AB 5 codified the Dynamex decision and includes exemptions for many professions, including doctors, dentists, insurance agents, accountants, engineers and travel agents.

Essentially, California Assembly Bill 5 sets a standard for determining an independent contractor by adopting the ABC test. The test has its origins in Massachusetts General Law, Part 1, Title XXI, Chapter 149, Section 148B, which states:

A) The individual is free from control and direction in connection with the performance of the service, both under his contract for the performance of service and in fact; and
B) The service is performed outside the usual course of the business of the employer; and,
C) The individual is customarily engaged in an independently established trade, occupation, profession or business of the same nature as that involved in the service performed.
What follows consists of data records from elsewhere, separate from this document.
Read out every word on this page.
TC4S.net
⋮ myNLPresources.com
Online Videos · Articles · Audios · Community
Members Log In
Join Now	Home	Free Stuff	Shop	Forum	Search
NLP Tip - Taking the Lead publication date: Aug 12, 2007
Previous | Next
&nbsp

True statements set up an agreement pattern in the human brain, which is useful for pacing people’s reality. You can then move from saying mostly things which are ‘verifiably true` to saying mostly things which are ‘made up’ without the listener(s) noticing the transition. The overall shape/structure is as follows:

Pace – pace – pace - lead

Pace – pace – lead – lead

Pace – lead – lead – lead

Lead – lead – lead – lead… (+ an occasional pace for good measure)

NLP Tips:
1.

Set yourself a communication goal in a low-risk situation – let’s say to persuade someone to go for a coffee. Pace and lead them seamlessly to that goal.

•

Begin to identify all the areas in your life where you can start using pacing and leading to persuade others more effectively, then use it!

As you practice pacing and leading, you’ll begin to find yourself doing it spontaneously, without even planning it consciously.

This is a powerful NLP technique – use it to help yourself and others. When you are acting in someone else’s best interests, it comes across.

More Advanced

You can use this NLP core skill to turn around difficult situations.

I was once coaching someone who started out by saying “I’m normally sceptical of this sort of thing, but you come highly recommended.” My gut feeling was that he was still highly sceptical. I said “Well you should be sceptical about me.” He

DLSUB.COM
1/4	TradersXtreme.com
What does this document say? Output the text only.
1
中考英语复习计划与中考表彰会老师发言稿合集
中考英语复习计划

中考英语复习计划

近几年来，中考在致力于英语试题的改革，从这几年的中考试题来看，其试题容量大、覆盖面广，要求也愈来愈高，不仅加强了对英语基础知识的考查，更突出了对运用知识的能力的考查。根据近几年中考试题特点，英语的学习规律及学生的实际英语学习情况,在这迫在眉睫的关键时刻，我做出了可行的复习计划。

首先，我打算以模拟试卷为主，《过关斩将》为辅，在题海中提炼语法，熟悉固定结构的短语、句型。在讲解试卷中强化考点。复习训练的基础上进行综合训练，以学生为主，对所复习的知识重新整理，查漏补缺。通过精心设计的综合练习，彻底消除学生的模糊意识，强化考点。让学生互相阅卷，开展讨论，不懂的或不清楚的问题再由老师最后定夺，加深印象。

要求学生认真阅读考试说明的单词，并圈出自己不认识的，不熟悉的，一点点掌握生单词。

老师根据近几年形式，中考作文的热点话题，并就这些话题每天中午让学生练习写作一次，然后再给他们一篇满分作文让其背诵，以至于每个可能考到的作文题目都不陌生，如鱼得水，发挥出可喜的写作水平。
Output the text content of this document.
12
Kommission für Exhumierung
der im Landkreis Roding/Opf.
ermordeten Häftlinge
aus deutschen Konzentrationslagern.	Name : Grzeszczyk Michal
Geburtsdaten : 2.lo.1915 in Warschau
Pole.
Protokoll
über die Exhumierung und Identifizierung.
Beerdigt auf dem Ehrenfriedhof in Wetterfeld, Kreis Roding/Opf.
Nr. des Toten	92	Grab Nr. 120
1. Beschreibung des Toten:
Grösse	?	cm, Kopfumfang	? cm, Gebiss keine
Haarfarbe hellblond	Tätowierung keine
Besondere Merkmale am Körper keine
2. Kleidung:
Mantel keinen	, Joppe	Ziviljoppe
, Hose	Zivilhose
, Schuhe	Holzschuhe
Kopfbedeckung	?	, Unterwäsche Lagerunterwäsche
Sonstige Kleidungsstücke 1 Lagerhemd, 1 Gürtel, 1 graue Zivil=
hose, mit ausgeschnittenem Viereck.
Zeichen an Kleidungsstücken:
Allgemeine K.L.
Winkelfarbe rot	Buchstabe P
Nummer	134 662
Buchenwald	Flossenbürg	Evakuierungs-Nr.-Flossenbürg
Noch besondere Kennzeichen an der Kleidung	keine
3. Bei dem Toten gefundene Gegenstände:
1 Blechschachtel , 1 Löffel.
As AB 5 progresses from bill to application of the bill in real life, it is not without its detractors. For example, measures in the California State Assembly to weaken AB 5 include

—AB 1928, an effort to Repeal AB 5
—AB 1925, an exemption for small businesses
—AB 2489, an exemption for franchising

In the California State Senate, groups are seeking exemptions for their various constituents:
—SB 875, an exemption for interpreters and translators
—SB 867, an exemption for newspaper distributors or carriers
—SB 868, an exemption for freelance journalists
—SB 967, an exemption for franchising

7-Eleven Franchisee Efforts To Support AB 5
California franchisees, FOAs and the National Coalition have all been busy supporting AB 5 and the four franchisees’ lawsuit throughout this time:

—On February 19, 2020, at our urging, three California state senators signed and sent a letter to Commissioner Manual P. Alvarez, at the California Department of Business Oversight, asking for a response from the Department’s Enforcement Division to NCASEF General Counsel Eric Karp’s 2018 letter questioning 7-Eleven Inc.’s long-term franchising strategy.

—On February 25, 2020, we secured the support of Robert Purvin, Chairman and CEO, and the American Association of Franchises and Dealers, the oldest and largest national not-for-profit trade association advocating for the rights and interests of franchisees and independent dealer networks. Purvin and the AAFD are urging opposition to the International Franchise Association’s support for a blanket exemption for franchisors from the application of AB 5.

—On February 26, 27 and  March 5 we held three special meetings spon-sored by the 7-Eleven franchisee Advocacy Group in California on AB 5 and the misclassification lawsuit, one in Sylmar, one in Diamond Bar, and another in San Diego. We urged all California franchisees to call their legislators to take their names off all bills opposed to AB 5.

—NCASEF legal counsel Eric Karp developed an extensive set of talking points for franchisees to use when speaking to their legislators.

—On March 2, 2020, at our urging, AAFD sent a letter to California Senator Andreas Borgeas urging opposition to SB 967, Worker Status: Independent Contractors: Franchiser and Franchisees. This bill, if passed, would create an exemption for franchisees from AB 5. In his letter, the chairman of AAFD explains that, “franchisees need to be owners of their businesses…in our opinion, not all franchises have a franchisor/franchisee relationship that qualifies for containing the basic tenets of business ownership.”

—In early March we marshaled the strength of the National Coalition and California 7-Eleven Franchise Owners Associations by asking every FOA president in California to sign a position letter in opposition to California AB 1928, AB 2489 and SB 967, which would repeal AB 5 and/or grants exemption to Franchising from AB 5. All FOA presidents signed the letters except two.

As a result of our efforts on SB 967 (an ex-emption for franchisees), two Republican State Senators have changed their views. Lin Ling Chang withdrew her support before the bill was introduced, and Vice Chair of the Senate Labor Committee, Mike Morrell, is currently considering withdrawing his support unless the bill is changed considerably to protect franchisees.

As 7-Eleven franchisees, our sales are going up, but our income is going down, resulting in an unfair split. In comparing 2018 vs. 2019 financials, few franchisees have a higher bottom line. We believe that SEI is making a lot of changes, and making more money from vendors and franchisees, but that franchisees are eating the costs.

AB 5 was created to protect workers, including franchisees, and SEI is working to take it away. As one of my fellow plaintiffs said at a recent advocacy meeting, “Franchisees are not against the brand. If you cannot support AB 5, please don’t go against it. SEI fails the ABC test, because franchisors run the same businesses as franchisees. SEI says they do not run c-stores, but the fact is otherwise.”